Гвендолин неуверенно переминалась с ноги на ногу. Феликс галантно пододвинул ей кресло.
— Чувствуй себя, как дома, — предложил он.
— Или перед началом допроса? — пошутила она, усаживаясь, и взяла чашку в руки.
— Все для того, чтобы получше тебя узнать, моя дорогая Гвендолин Снайдерсон. В конце концов, мы здесь одни — ты и я. — И брови его многозначительно пошевелились.
Гвендолин в ответ хихикнула.
— Ты это делаешь, как страшный-страшный серый волк из детского спектакля.
— А ты не боишься меня?
— Ни капельки! — Гвендолин принялась размешивать сахар в кофе. — Тетя научила меня, как обращаться с большими нехорошими волками.

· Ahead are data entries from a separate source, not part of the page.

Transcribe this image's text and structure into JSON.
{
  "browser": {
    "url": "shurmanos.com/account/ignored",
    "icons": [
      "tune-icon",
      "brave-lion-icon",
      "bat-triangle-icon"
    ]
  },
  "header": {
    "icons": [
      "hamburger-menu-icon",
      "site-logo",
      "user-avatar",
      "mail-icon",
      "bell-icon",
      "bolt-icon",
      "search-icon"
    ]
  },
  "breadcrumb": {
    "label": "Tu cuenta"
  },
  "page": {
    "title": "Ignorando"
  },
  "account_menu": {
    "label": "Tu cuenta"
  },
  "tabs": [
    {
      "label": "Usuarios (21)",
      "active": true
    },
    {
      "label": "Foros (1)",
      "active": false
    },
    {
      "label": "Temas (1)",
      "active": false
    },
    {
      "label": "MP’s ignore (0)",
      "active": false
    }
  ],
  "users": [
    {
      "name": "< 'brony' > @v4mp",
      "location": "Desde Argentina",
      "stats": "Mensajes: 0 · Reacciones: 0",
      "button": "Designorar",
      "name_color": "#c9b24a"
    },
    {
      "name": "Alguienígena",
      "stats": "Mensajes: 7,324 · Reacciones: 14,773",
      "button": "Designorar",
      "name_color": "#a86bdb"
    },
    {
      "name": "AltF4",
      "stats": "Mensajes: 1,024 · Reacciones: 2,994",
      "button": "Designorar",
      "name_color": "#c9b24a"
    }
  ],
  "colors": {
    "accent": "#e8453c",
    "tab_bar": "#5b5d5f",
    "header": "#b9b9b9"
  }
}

— О господи, куда ни сунешься, везде тетя! — Феликс распаковал стаканчик с ананасовым йогуртом. — А тебе известно, что эти профессиональные старые девы-тети губительно действуют на психику молоденьких особ женского пола?
— А с чего ты взял, что она была старой девой? — Гвендолин отпила из стаканчика.
— Хочешь сказать, что это не так?
— Все так. Правда, тетя Матильда говорила, что не вышла замуж лишь потому, что не видела в этом смысла.
Феликс театрально всплеснул руками.
— Ну, что я говорил! Вот откуда в тебе это стародевическое жеманство…
— Жеманство — это слишком сильно сказано. Простое…
— Не спорь, — прервал ее Феликс. — Я по роду своей деятельности немного психолог, и читать чужие души для меня дело обычное.
— Так ты у нас еще и психолог… — протянула Гвендолин, приступая к сандвичу с огурцом и ветчиной. — И ты всегда попадаешь в точку?
— Всегда, — горделиво отозвался Феликс. — Итак, я жду рассказа о жизни, о семье и особенно о тетушке Матильде.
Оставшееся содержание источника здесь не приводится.